Dies alles im Kopf steuert die Besucherin die Geschäftsstelle des Argovia Philharmonic an. Hier ist der neue Intendant Simon Müller zu Hause, der nach einer bewegten Saison 2020/21 die künstlerische Zukunft des Orchesters mit dem Chefdirigenten Rune Bergmann gestaltet. Der Norweger hatte seinen Einstand mitten in der Pandemie, im Herbst 2020, gegeben.
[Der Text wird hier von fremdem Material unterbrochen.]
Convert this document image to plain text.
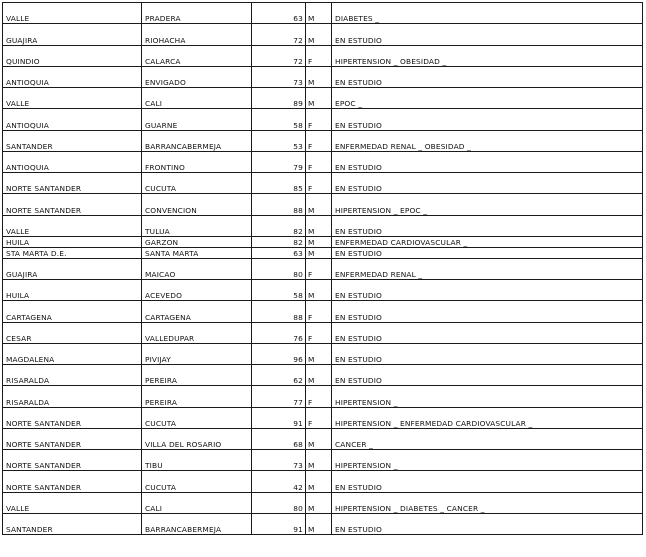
VALLE	PRADERA	63	M	DIABETES _
GUAJIRA	RIOHACHA	72	M	EN ESTUDIO
QUINDIO	CALARCA	72	F	HIPERTENSION _ OBESIDAD _
ANTIOQUIA	ENVIGADO	73	M	EN ESTUDIO
VALLE	CALI	89	M	EPOC _
ANTIOQUIA	GUARNE	58	F	EN ESTUDIO
SANTANDER	BARRANCABERMEJA	53	F	ENFERMEDAD RENAL _ OBESIDAD _
ANTIOQUIA	FRONTINO	79	F	EN ESTUDIO
NORTE SANTANDER	CUCUTA	85	F	EN ESTUDIO
NORTE SANTANDER	CONVENCION	88	M	HIPERTENSION _ EPOC _
VALLE	TULUA	82	M	EN ESTUDIO
HUILA	GARZON	82	M	ENFERMEDAD CARDIOVASCULAR _
STA MARTA D.E.	SANTA MARTA	63	M	EN ESTUDIO
GUAJIRA	MAICAO	80	F	ENFERMEDAD RENAL _
HUILA	ACEVEDO	58	M	EN ESTUDIO
CARTAGENA	CARTAGENA	88	F	EN ESTUDIO
CESAR	VALLEDUPAR	76	F	EN ESTUDIO
MAGDALENA	PIVIJAY	96	M	EN ESTUDIO
RISARALDA	PEREIRA	62	M	EN ESTUDIO
RISARALDA	PEREIRA	77	F	HIPERTENSION _
NORTE SANTANDER	CUCUTA	91	F	HIPERTENSION _ ENFERMEDAD CARDIOVASCULAR _
NORTE SANTANDER	VILLA DEL ROSARIO	68	M	CANCER _
NORTE SANTANDER	TIBU	73	M	HIPERTENSION _
NORTE SANTANDER	CUCUTA	42	M	EN ESTUDIO
VALLE	CALI	80	M	HIPERTENSION _ DIABETES _ CANCER _
SANTANDER	BARRANCABERMEJA	91	M	EN ESTUDIO
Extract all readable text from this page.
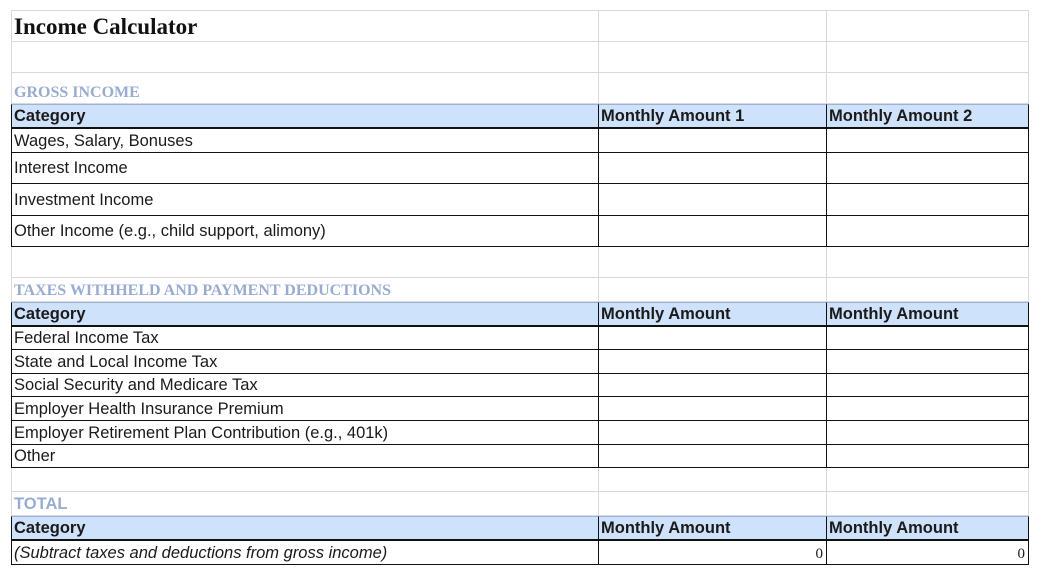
Income Calculator
GROSS INCOME
Category	Monthly Amount 1	Monthly Amount 2
Wages, Salary, Bonuses
Interest Income
Investment Income
Other Income (e.g., child support, alimony)
TAXES WITHHELD AND PAYMENT DEDUCTIONS
Category	Monthly Amount	Monthly Amount
Federal Income Tax
State and Local Income Tax
Social Security and Medicare Tax
Employer Health Insurance Premium
Employer Retirement Plan Contribution (e.g., 401k)
Other
TOTAL
Category	Monthly Amount	Monthly Amount
(Subtract taxes and deductions from gross income)	0	0
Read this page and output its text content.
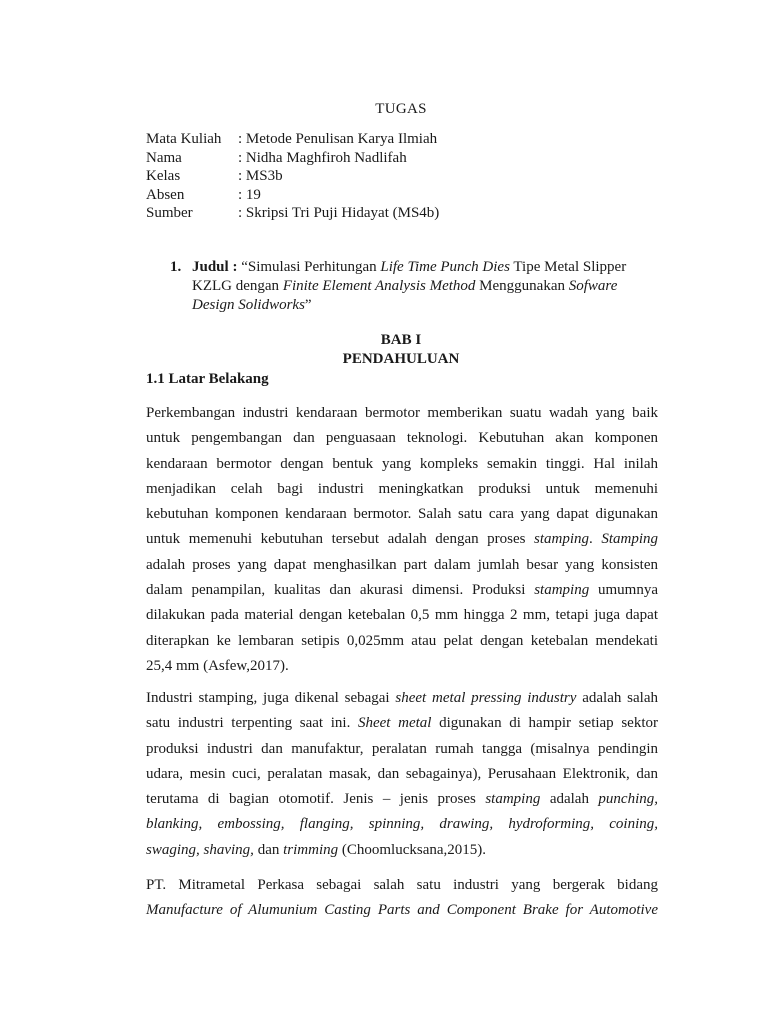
TUGAS
Mata Kuliah	: Metode Penulisan Karya Ilmiah
Nama	: Nidha Maghfiroh Nadlifah
Kelas	: MS3b
Absen	: 19
Sumber	: Skripsi Tri Puji Hidayat (MS4b)
1. Judul : “Simulasi Perhitungan Life Time Punch Dies Tipe Metal Slipper KZLG dengan Finite Element Analysis Method Menggunakan Sofware Design Solidworks”
BAB I
PENDAHULUAN
1.1 Latar Belakang
Perkembangan industri kendaraan bermotor memberikan suatu wadah yang baik
untuk pengembangan dan penguasaan teknologi. Kebutuhan akan komponen
kendaraan bermotor dengan bentuk yang kompleks semakin tinggi. Hal inilah
menjadikan celah bagi industri meningkatkan produksi untuk memenuhi
kebutuhan komponen kendaraan bermotor. Salah satu cara yang dapat digunakan
untuk memenuhi kebutuhan tersebut adalah dengan proses stamping. Stamping
adalah proses yang dapat menghasilkan part dalam jumlah besar yang konsisten
dalam penampilan, kualitas dan akurasi dimensi. Produksi stamping umumnya
dilakukan pada material dengan ketebalan 0,5 mm hingga 2 mm, tetapi juga dapat
diterapkan ke lembaran setipis 0,025mm atau pelat dengan ketebalan mendekati
25,4 mm (Asfew,2017).
Industri stamping, juga dikenal sebagai sheet metal pressing industry adalah salah
satu industri terpenting saat ini. Sheet metal digunakan di hampir setiap sektor
produksi industri dan manufaktur, peralatan rumah tangga (misalnya pendingin
udara, mesin cuci, peralatan masak, dan sebagainya), Perusahaan Elektronik, dan
terutama di bagian otomotif. Jenis – jenis proses stamping adalah punching,
blanking, embossing, flanging, spinning, drawing, hydroforming, coining,
swaging, shaving, dan trimming (Choomlucksana,2015).
PT. Mitrametal Perkasa sebagai salah satu industri yang bergerak bidang
Manufacture of Alumunium Casting Parts and Component Brake for Automotive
Danach ging erst einmal nichts mehr.
Von Asien bis Zofingen
Weil es den Kontakt zum Publikum nicht verlieren wollte, streamte das Argovia Philharmonic in dieser Zeit erstmals drei Konzerte – mit Erfolg. «Diese Ergänzung zum normalen Orchesterbetrieb will auch künftig gut geplant sein», sagt Simon Müller und spricht an, was angedacht ist: Streaming von Konzerten in Asien. «Rune Bergmann hat eine Vision: Er will mit dem Argovia Philharmonic in die Welt hinaus, weil er in diesem Orchester sehr viel Potenzial sieht. In diesem Zusammenhang wird das Marketing eine wichtige Rolle spielen. Aber natürlich wollen wir uns in erster Linie noch stärker als bis anhin in der Schweiz positionieren», betont der Intendant: «Wir sind seit Kurzem auch Mitglied im Orchesterverband, obwohl wir ein Projektorchester sind.» Simon Müller bringt es so auf den Punkt: «Das Argovia Philharmonic ist für mich das Orchester auf der Stuhlkante», will heissen: «Anders als die Sinfonieorchester mit Jahresverträgen, ist für das Argovia Philharmonic auch Beethovens fünfte Sinfonie keine Routine.»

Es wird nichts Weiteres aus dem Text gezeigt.